When we built the SmartDeviceLink software, our vision was bigger than just a platform for Ford. It had the potential to be an API (application program interface) that could be used industry-wide to accelerate the development of game-changing apps to better connect drivers with their vehicles.

We are happy to announce a big step towards that vision. Toyota will be the first company outside the Ford family to adopt our SmartDeviceLink (SDL) software. With the goal of enabling virtually any vehicle to link to virtually any device, SDL promises to give consumers an unprecedented level of control over smartphone apps while on the road using voice commands and other technology.

Seeking a unified standard

A unified standard for in-car connectivity will enable auto manufacturers, device makers and software developers to speed the pace of innovation in the automotive space, improving existing integrations between vehicles and smartphones, while opening the door to new user experiences.

While Toyota is the first company to adopt the SDL platform, automakers including Honda, Subaru, Mazda and PSA Peugeot Citroën are already in the process of conducting trials.

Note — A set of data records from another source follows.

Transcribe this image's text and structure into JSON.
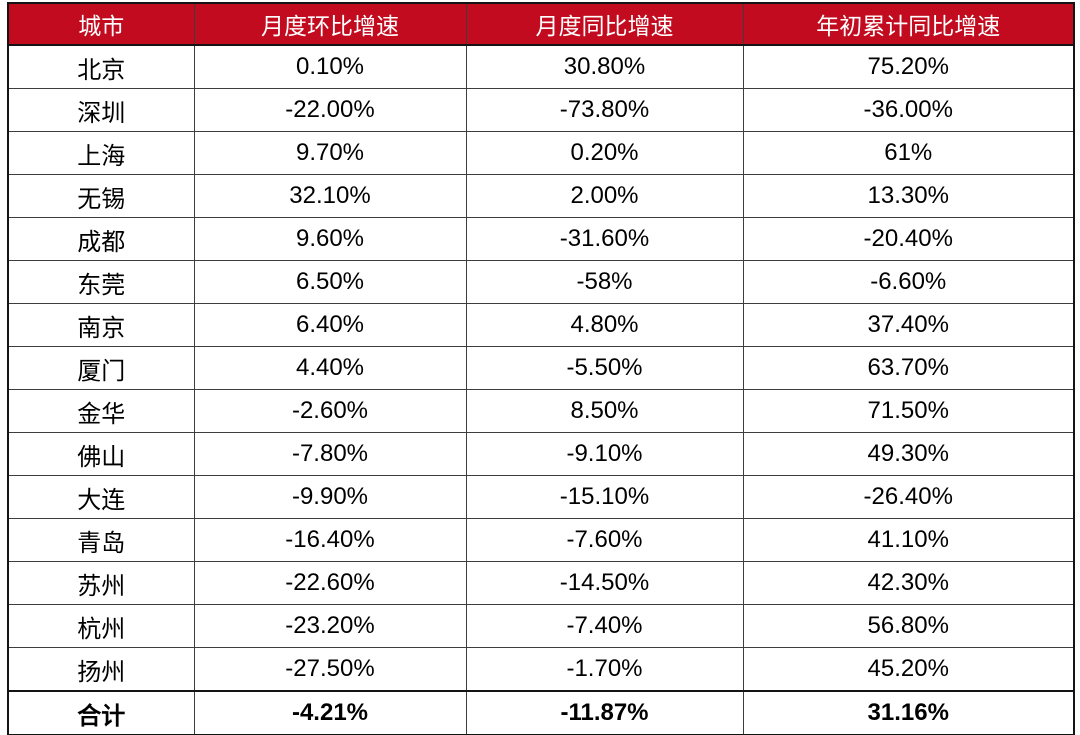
{
  "colors": {
    "header_bg": "#C20B1E",
    "header_text": "#FFFFFF",
    "body_text": "#000000",
    "grid_border": "#3D3D3D",
    "frame_border": "#141414",
    "background": "#FFFFFF"
  },
  "table": {
    "headers": [
      "城市",
      "月度环比增速",
      "月度同比增速",
      "年初累计同比增速"
    ],
    "rows": [
      {
        "city": "北京",
        "mom": "0.10%",
        "yoy": "30.80%",
        "ytd": "75.20%"
      },
      {
        "city": "深圳",
        "mom": "-22.00%",
        "yoy": "-73.80%",
        "ytd": "-36.00%"
      },
      {
        "city": "上海",
        "mom": "9.70%",
        "yoy": "0.20%",
        "ytd": "61%"
      },
      {
        "city": "无锡",
        "mom": "32.10%",
        "yoy": "2.00%",
        "ytd": "13.30%"
      },
      {
        "city": "成都",
        "mom": "9.60%",
        "yoy": "-31.60%",
        "ytd": "-20.40%"
      },
      {
        "city": "东莞",
        "mom": "6.50%",
        "yoy": "-58%",
        "ytd": "-6.60%"
      },
      {
        "city": "南京",
        "mom": "6.40%",
        "yoy": "4.80%",
        "ytd": "37.40%"
      },
      {
        "city": "厦门",
        "mom": "4.40%",
        "yoy": "-5.50%",
        "ytd": "63.70%"
      },
      {
        "city": "金华",
        "mom": "-2.60%",
        "yoy": "8.50%",
        "ytd": "71.50%"
      },
      {
        "city": "佛山",
        "mom": "-7.80%",
        "yoy": "-9.10%",
        "ytd": "49.30%"
      },
      {
        "city": "大连",
        "mom": "-9.90%",
        "yoy": "-15.10%",
        "ytd": "-26.40%"
      },
      {
        "city": "青岛",
        "mom": "-16.40%",
        "yoy": "-7.60%",
        "ytd": "41.10%"
      },
      {
        "city": "苏州",
        "mom": "-22.60%",
        "yoy": "-14.50%",
        "ytd": "42.30%"
      },
      {
        "city": "杭州",
        "mom": "-23.20%",
        "yoy": "-7.40%",
        "ytd": "56.80%"
      },
      {
        "city": "扬州",
        "mom": "-27.50%",
        "yoy": "-1.70%",
        "ytd": "45.20%"
      }
    ],
    "total": {
      "city": "合计",
      "mom": "-4.21%",
      "yoy": "-11.87%",
      "ytd": "31.16%"
    }
  },
  "chart_data": {
    "type": "table",
    "columns": [
      "城市",
      "月度环比增速",
      "月度同比增速",
      "年初累计同比增速"
    ],
    "rows": [
      {
        "city": "北京",
        "mom_pct": 0.1,
        "yoy_pct": 30.8,
        "ytd_pct": 75.2
      },
      {
        "city": "深圳",
        "mom_pct": -22.0,
        "yoy_pct": -73.8,
        "ytd_pct": -36.0
      },
      {
        "city": "上海",
        "mom_pct": 9.7,
        "yoy_pct": 0.2,
        "ytd_pct": 61.0
      },
      {
        "city": "无锡",
        "mom_pct": 32.1,
        "yoy_pct": 2.0,
        "ytd_pct": 13.3
      },
      {
        "city": "成都",
        "mom_pct": 9.6,
        "yoy_pct": -31.6,
        "ytd_pct": -20.4
      },
      {
        "city": "东莞",
        "mom_pct": 6.5,
        "yoy_pct": -58.0,
        "ytd_pct": -6.6
      },
      {
        "city": "南京",
        "mom_pct": 6.4,
        "yoy_pct": 4.8,
        "ytd_pct": 37.4
      },
      {
        "city": "厦门",
        "mom_pct": 4.4,
        "yoy_pct": -5.5,
        "ytd_pct": 63.7
      },
      {
        "city": "金华",
        "mom_pct": -2.6,
        "yoy_pct": 8.5,
        "ytd_pct": 71.5
      },
      {
        "city": "佛山",
        "mom_pct": -7.8,
        "yoy_pct": -9.1,
        "ytd_pct": 49.3
      },
      {
        "city": "大连",
        "mom_pct": -9.9,
        "yoy_pct": -15.1,
        "ytd_pct": -26.4
      },
      {
        "city": "青岛",
        "mom_pct": -16.4,
        "yoy_pct": -7.6,
        "ytd_pct": 41.1
      },
      {
        "city": "苏州",
        "mom_pct": -22.6,
        "yoy_pct": -14.5,
        "ytd_pct": 42.3
      },
      {
        "city": "杭州",
        "mom_pct": -23.2,
        "yoy_pct": -7.4,
        "ytd_pct": 56.8
      },
      {
        "city": "扬州",
        "mom_pct": -27.5,
        "yoy_pct": -1.7,
        "ytd_pct": 45.2
      }
    ],
    "total": {
      "city": "合计",
      "mom_pct": -4.21,
      "yoy_pct": -11.87,
      "ytd_pct": 31.16
    }
  }
}
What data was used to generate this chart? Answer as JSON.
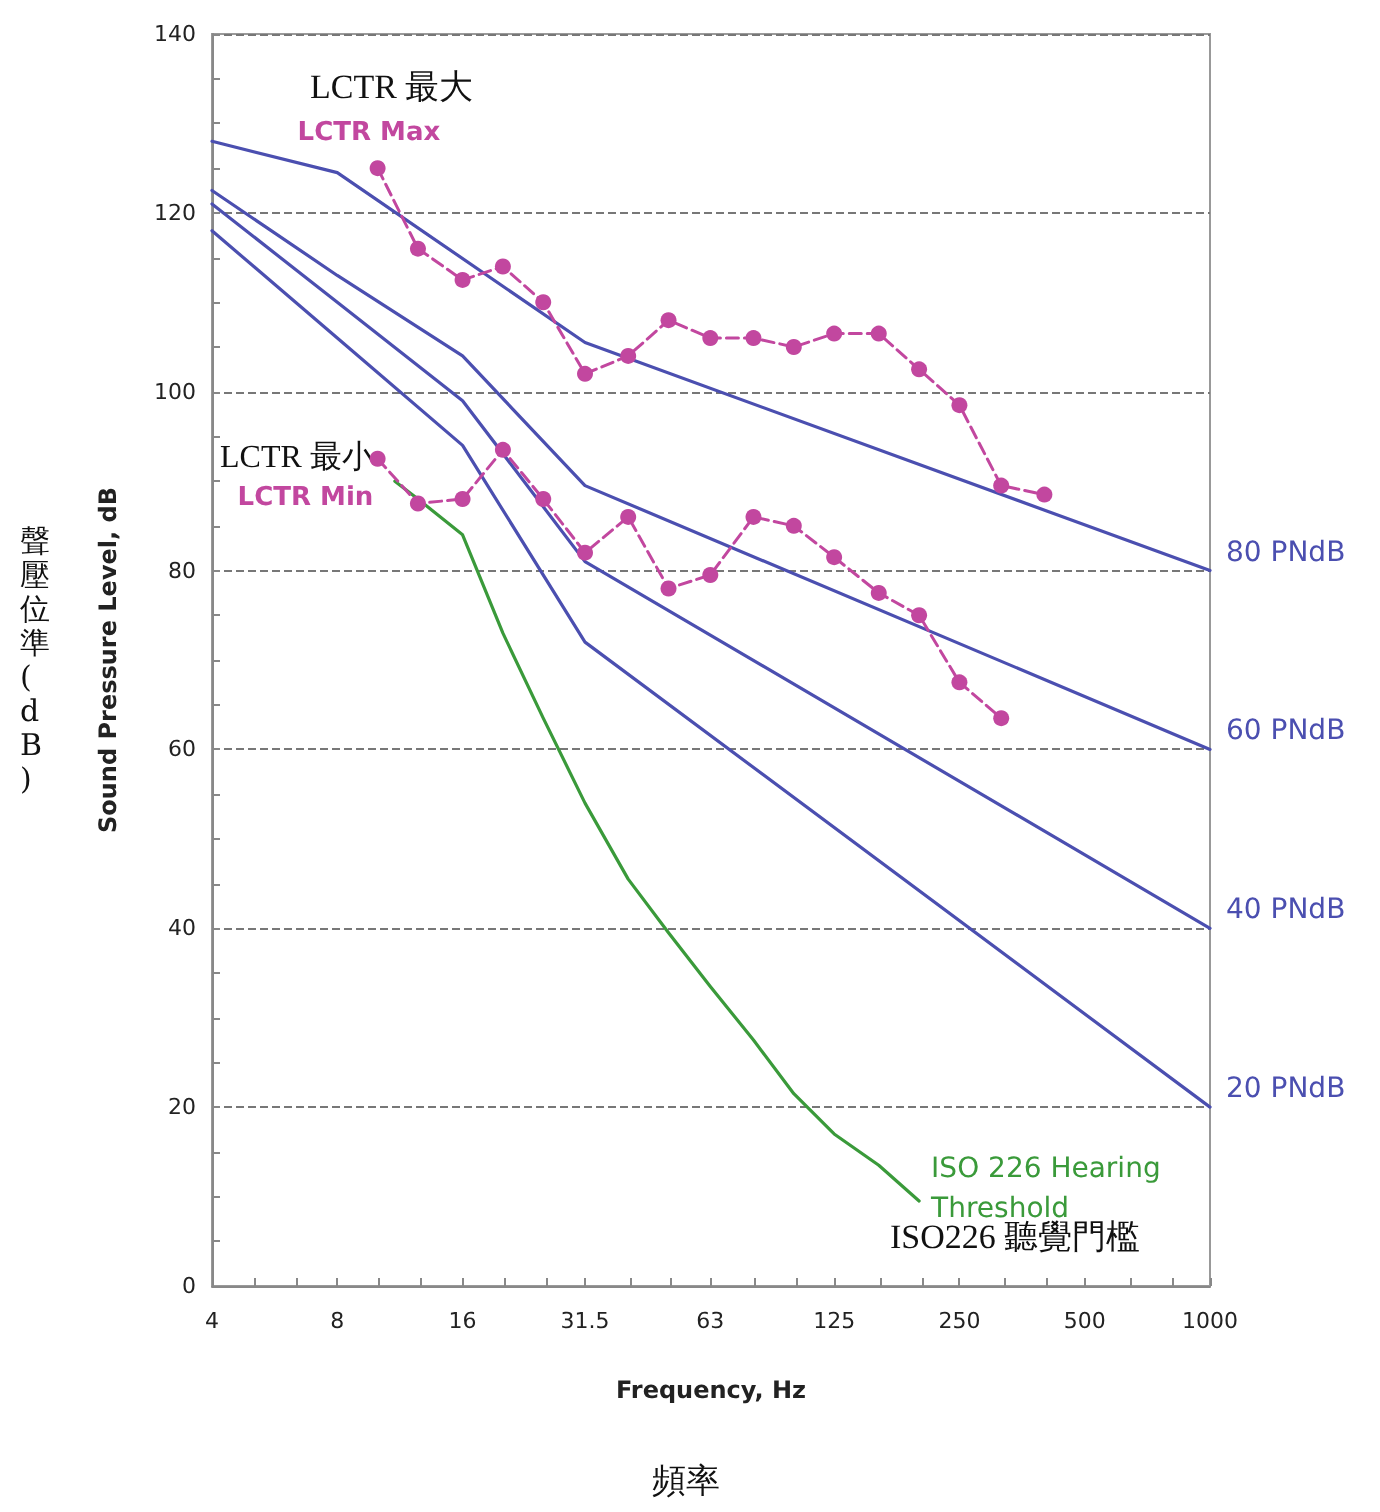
{
  "chart_data": {
    "type": "line",
    "xlabel": "Frequency, Hz",
    "ylabel": "Sound Pressure Level, dB",
    "log": "x",
    "xlim": [
      4,
      1000
    ],
    "xticks": [
      4,
      8,
      16,
      {
        "value": 31.5,
        "label": "31.5"
      },
      63,
      125,
      250,
      500,
      1000
    ],
    "ylim": [
      0,
      140
    ],
    "yticks": [
      0,
      20,
      40,
      60,
      80,
      100,
      120,
      140
    ],
    "grid": "y",
    "legend": false,
    "series": [
      {
        "name": "80 PNdB",
        "color": "#4b4fb0",
        "marker": "none",
        "line_style": "solid",
        "x": [
          4,
          8,
          31.5,
          1000
        ],
        "values": [
          128,
          124.5,
          105.5,
          80
        ]
      },
      {
        "name": "60 PNdB",
        "color": "#4b4fb0",
        "marker": "none",
        "line_style": "solid",
        "x": [
          4,
          8,
          16,
          31.5,
          1000
        ],
        "values": [
          122.5,
          113,
          104,
          89.5,
          60
        ]
      },
      {
        "name": "40 PNdB",
        "color": "#4b4fb0",
        "marker": "none",
        "line_style": "solid",
        "x": [
          4,
          8,
          16,
          31.5,
          1000
        ],
        "values": [
          121,
          110,
          99,
          81,
          40
        ]
      },
      {
        "name": "20 PNdB",
        "color": "#4b4fb0",
        "marker": "none",
        "line_style": "solid",
        "x": [
          4,
          8,
          16,
          31.5,
          1000
        ],
        "values": [
          118,
          106,
          94,
          72,
          20
        ]
      },
      {
        "name": "ISO 226 Hearing Threshold",
        "color": "#3a9a3a",
        "marker": "none",
        "line_style": "solid",
        "x": [
          11,
          12.5,
          16,
          20,
          25,
          31.5,
          40,
          50,
          63,
          80,
          100,
          125,
          160,
          200
        ],
        "values": [
          90,
          88,
          84,
          73,
          63.5,
          54,
          45.5,
          39.5,
          33.5,
          27.5,
          21.5,
          17,
          13.5,
          9.5
        ]
      },
      {
        "name": "LCTR Max",
        "color": "#c2479f",
        "marker": "circle",
        "line_style": "dashed",
        "x": [
          10,
          12.5,
          16,
          20,
          25,
          31.5,
          40,
          50,
          63,
          80,
          100,
          125,
          160,
          200,
          250,
          315,
          400
        ],
        "values": [
          125,
          116,
          112.5,
          114,
          110,
          102,
          104,
          108,
          106,
          106,
          105,
          106.5,
          106.5,
          102.5,
          98.5,
          89.5,
          88.5
        ]
      },
      {
        "name": "LCTR Min",
        "color": "#c2479f",
        "marker": "circle",
        "line_style": "dashed",
        "x": [
          10,
          12.5,
          16,
          20,
          25,
          31.5,
          40,
          50,
          63,
          80,
          100,
          125,
          160,
          200,
          250,
          315
        ],
        "values": [
          92.5,
          87.5,
          88,
          93.5,
          88,
          82,
          86,
          78,
          79.5,
          86,
          85,
          81.5,
          77.5,
          75,
          67.5,
          63.5
        ]
      }
    ],
    "annotations": [
      "LCTR 最大",
      "LCTR 最小",
      "ISO226 聽覺門檻",
      "聲壓位準(dB)",
      "頻率"
    ]
  }
}
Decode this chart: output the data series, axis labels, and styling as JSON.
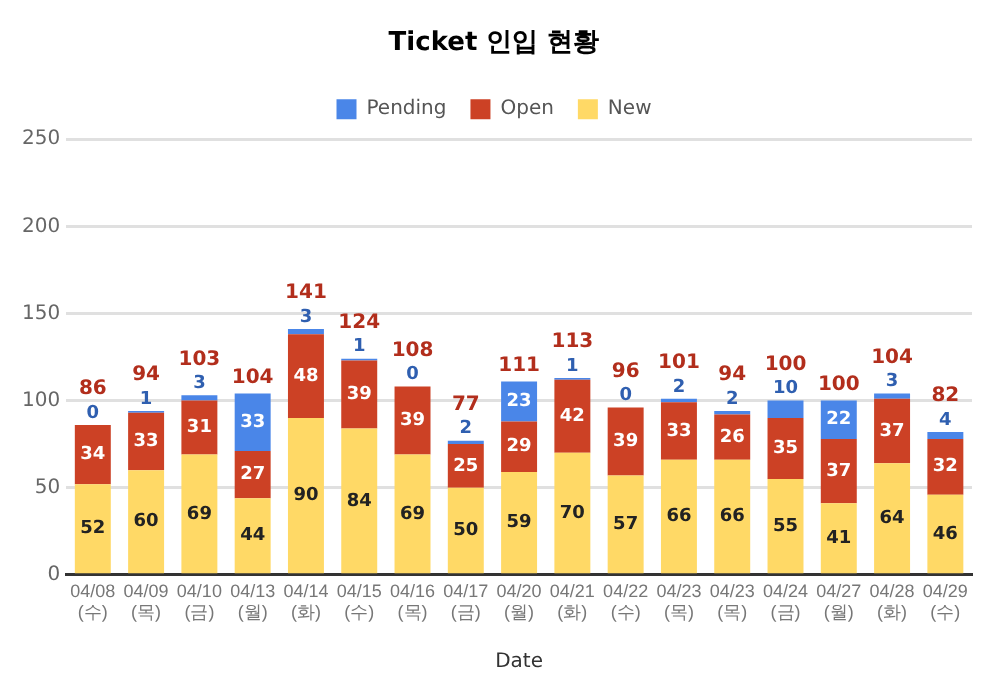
{
  "chart_data": {
    "type": "bar",
    "title": "Ticket 인입 현황",
    "xlabel": "Date",
    "stacked": true,
    "categories": [
      "04/08\n(수)",
      "04/09\n(목)",
      "04/10\n(금)",
      "04/13\n(월)",
      "04/14\n(화)",
      "04/15\n(수)",
      "04/16\n(목)",
      "04/17\n(금)",
      "04/20\n(월)",
      "04/21\n(화)",
      "04/22\n(수)",
      "04/23\n(목)",
      "04/23\n(목)",
      "04/24\n(금)",
      "04/27\n(월)",
      "04/28\n(화)",
      "04/29\n(수)"
    ],
    "series": [
      {
        "name": "New",
        "color": "#ffd966",
        "values": [
          52,
          60,
          69,
          44,
          90,
          84,
          69,
          50,
          59,
          70,
          57,
          66,
          66,
          55,
          41,
          64,
          46
        ]
      },
      {
        "name": "Open",
        "color": "#cc4125",
        "values": [
          34,
          33,
          31,
          27,
          48,
          39,
          39,
          25,
          29,
          42,
          39,
          33,
          26,
          35,
          37,
          37,
          32
        ]
      },
      {
        "name": "Pending",
        "color": "#4a86e8",
        "values": [
          0,
          1,
          3,
          33,
          3,
          1,
          0,
          2,
          23,
          1,
          0,
          2,
          2,
          10,
          22,
          3,
          4
        ]
      }
    ],
    "totals": [
      "86",
      "94",
      "103",
      "104",
      "141",
      "124",
      "108",
      "77",
      "111",
      "113",
      "96",
      "101",
      "94",
      "100",
      "100",
      "104",
      "82"
    ],
    "data_labels": true,
    "ylim": [
      0,
      250
    ],
    "yticks": [
      0,
      50,
      100,
      150,
      200,
      250
    ],
    "grid": "y",
    "legend": "top"
  }
}
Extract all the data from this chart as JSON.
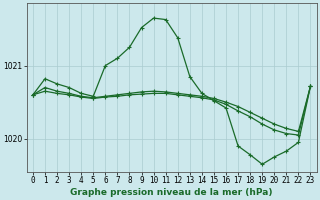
{
  "title": "Graphe pression niveau de la mer (hPa)",
  "bg_color": "#cce8ec",
  "grid_color": "#aaccd0",
  "line_color": "#1a6b2a",
  "xlim": [
    -0.5,
    23.5
  ],
  "ylim": [
    1019.55,
    1021.85
  ],
  "yticks": [
    1020,
    1021
  ],
  "xticks": [
    0,
    1,
    2,
    3,
    4,
    5,
    6,
    7,
    8,
    9,
    10,
    11,
    12,
    13,
    14,
    15,
    16,
    17,
    18,
    19,
    20,
    21,
    22,
    23
  ],
  "series1_x": [
    0,
    1,
    2,
    3,
    4,
    5,
    6,
    7,
    8,
    9,
    10,
    11,
    12,
    13,
    14,
    15,
    16,
    17,
    18,
    19,
    20,
    21,
    22,
    23
  ],
  "series1_y": [
    1020.6,
    1020.82,
    1020.75,
    1020.7,
    1020.62,
    1020.58,
    1021.0,
    1021.1,
    1021.25,
    1021.52,
    1021.65,
    1021.63,
    1021.38,
    1020.85,
    1020.62,
    1020.52,
    1020.42,
    1019.9,
    1019.78,
    1019.65,
    1019.75,
    1019.83,
    1019.95,
    1020.72
  ],
  "series2_x": [
    0,
    1,
    2,
    3,
    4,
    5,
    6,
    7,
    8,
    9,
    10,
    11,
    12,
    13,
    14,
    15,
    16,
    17,
    18,
    19,
    20,
    21,
    22,
    23
  ],
  "series2_y": [
    1020.6,
    1020.7,
    1020.65,
    1020.62,
    1020.58,
    1020.56,
    1020.58,
    1020.6,
    1020.62,
    1020.64,
    1020.65,
    1020.64,
    1020.62,
    1020.6,
    1020.58,
    1020.55,
    1020.5,
    1020.44,
    1020.36,
    1020.28,
    1020.2,
    1020.14,
    1020.1,
    1020.72
  ],
  "series3_x": [
    0,
    1,
    2,
    3,
    4,
    5,
    6,
    7,
    8,
    9,
    10,
    11,
    12,
    13,
    14,
    15,
    16,
    17,
    18,
    19,
    20,
    21,
    22,
    23
  ],
  "series3_y": [
    1020.6,
    1020.65,
    1020.62,
    1020.6,
    1020.57,
    1020.55,
    1020.57,
    1020.58,
    1020.6,
    1020.61,
    1020.62,
    1020.62,
    1020.6,
    1020.58,
    1020.56,
    1020.53,
    1020.47,
    1020.38,
    1020.3,
    1020.2,
    1020.12,
    1020.07,
    1020.05,
    1020.72
  ],
  "marker": "+",
  "marker_size": 3,
  "line_width": 0.9,
  "tick_fontsize": 5.5,
  "title_fontsize": 6.5
}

“Developing a safer and more secure in-car smartphone connectivity service – which better matches individual vehicle features – is exactly the value and advantage an automaker can offer customers,” said Shigeki Terashi, executive vice president, Toyota Motor Corporation. “We expect that many companies share our view and will participate in the industry SmartDeviceLink collaboration.”

More features and more apps

Features and services already enabled by SDL include popular apps like Spotify, AccuWeather, and Glympse. As more automakers begin to integrate SDL into their vehicles, developers can focus on building new and exciting user experiences rather than worrying about porting apps to a myriad of incompatible platforms.

In addition to car manufacturers, BlackBerry subsidiary QNX Software Systems has also adopted SDL, with plans to bake it into their products. For its part, Ford has pledged to deliver a new version of AppLink built atop SDL later this year that allows drivers to access their favorite smartphone navigation app from their car. Ford hopes that AppLink will reach more than 30 million vehicles by 2020.